The present invention relates to a fault-compensating digital information transfer apparatus and, more particularly, to a fault-tolerant digital information transfer apparatus for transferring digital information among function modules fabricated on a semiconductor chip.
As an example of the prior art, consider a case in which the function modules, e.g. CPUs and I/O devices, of a computer system have intelligent processors. Normally, digital information is transferred in parallel among the function modules over a common bus. Noise occurring in the common bus occasionally invalidates the digital information during this transfer. A number of design measures have been taken in the past to identify and correct these transfer errors. For example, one such measure includes transferring the same data repeatedly. Another measure uses error correction data (e.g., one or more parity bits) attached to part of each data word.

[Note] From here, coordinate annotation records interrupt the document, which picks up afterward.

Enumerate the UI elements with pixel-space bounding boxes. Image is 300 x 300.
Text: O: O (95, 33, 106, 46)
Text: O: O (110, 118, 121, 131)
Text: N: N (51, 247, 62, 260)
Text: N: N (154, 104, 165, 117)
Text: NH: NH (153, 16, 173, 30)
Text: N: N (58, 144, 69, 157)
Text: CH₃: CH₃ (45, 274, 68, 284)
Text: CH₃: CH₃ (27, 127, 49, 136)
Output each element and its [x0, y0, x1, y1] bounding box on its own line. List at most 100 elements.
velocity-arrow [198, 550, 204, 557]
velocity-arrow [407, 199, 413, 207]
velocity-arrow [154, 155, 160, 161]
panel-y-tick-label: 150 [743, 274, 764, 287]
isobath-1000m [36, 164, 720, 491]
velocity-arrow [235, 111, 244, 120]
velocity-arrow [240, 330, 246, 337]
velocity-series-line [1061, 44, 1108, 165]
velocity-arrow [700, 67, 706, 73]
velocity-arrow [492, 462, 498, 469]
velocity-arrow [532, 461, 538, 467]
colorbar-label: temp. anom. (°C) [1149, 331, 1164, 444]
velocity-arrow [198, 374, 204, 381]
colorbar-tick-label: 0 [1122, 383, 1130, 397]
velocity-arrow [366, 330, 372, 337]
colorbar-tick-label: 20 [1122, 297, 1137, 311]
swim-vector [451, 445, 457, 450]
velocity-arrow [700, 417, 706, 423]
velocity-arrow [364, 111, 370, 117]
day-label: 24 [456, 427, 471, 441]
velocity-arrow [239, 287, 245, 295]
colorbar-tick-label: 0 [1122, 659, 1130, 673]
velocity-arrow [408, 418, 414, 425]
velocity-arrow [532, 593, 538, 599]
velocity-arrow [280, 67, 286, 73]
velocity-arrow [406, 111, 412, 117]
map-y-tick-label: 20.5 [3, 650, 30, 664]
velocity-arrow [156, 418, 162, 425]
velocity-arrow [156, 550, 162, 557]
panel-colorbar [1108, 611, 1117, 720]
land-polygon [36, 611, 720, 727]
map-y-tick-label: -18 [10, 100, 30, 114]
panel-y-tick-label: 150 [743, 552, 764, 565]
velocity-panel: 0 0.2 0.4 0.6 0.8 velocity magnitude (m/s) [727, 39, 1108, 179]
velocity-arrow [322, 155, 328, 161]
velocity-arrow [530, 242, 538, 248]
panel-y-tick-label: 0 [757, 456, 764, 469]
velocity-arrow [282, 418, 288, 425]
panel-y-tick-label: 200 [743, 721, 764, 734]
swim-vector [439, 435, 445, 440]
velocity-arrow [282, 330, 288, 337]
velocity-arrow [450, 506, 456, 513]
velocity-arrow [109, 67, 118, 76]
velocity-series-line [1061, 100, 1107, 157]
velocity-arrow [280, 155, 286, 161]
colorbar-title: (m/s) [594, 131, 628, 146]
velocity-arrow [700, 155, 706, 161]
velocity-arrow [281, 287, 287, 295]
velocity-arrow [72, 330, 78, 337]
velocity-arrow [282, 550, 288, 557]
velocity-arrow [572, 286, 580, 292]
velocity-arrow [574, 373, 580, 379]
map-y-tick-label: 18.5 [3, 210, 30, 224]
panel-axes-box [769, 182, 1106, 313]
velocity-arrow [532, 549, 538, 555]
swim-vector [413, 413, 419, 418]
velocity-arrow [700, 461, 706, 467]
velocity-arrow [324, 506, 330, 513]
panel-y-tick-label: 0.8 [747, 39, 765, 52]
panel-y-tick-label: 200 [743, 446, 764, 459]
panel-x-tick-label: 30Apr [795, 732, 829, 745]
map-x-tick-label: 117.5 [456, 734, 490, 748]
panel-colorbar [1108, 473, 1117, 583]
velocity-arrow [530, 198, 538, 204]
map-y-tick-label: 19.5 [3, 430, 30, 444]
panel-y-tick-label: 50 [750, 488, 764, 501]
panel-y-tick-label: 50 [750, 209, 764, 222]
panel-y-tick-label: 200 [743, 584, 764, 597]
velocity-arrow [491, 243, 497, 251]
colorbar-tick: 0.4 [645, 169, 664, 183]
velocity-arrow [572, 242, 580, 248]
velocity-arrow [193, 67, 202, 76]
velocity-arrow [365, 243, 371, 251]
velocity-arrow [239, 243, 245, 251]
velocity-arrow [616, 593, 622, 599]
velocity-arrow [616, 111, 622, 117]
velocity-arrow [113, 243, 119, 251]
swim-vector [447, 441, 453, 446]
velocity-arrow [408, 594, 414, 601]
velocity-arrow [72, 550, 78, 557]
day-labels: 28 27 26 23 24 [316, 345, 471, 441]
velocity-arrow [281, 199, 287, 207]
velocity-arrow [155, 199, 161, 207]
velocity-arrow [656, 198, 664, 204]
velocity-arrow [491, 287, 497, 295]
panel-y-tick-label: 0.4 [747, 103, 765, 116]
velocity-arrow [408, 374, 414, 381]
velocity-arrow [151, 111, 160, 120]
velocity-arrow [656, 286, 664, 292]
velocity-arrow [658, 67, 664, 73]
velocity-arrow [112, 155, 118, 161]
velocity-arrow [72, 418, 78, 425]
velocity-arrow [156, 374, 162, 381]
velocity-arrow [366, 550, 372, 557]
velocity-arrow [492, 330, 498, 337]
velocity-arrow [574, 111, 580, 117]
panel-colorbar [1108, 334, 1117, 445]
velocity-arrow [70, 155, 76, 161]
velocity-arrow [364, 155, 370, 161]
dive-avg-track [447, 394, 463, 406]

These measures can effectively check minor isolated transfer errors, but cannot accomodate or correct major transfer errors arising, for example, from the disconnection of the common bus from the function modules.
To cope with such major errors, one recently proposed approach uses a first common bus and a second or backup common bus in the computer system. In this approach, if the first common bus is disconnected, it is replaced by the second or backup common bus. As a result of this replacement, the transfer operation is rapidly returned from a nonoperative state to an operative state.
Recent advances in semiconductor fabrication technology have enabled the function modules to be fabricated as a single LSI device on a single LSI chip, rather than a printed circuit board. However, fabrication of both the first and second common buses on the same semiconductor chip is undesirable because the dual common buses occupy a large area on the semiconductor chip. The result of placing both common buses on a single chip is that a correct, secure transfer of data occurs, but the remaining area of the chip is insufficient for fabrication of the function modules. This problem can be avoided by using a larger semiconductor chip, but this approach increases the difficulty of further miniaturization of the LSI chip.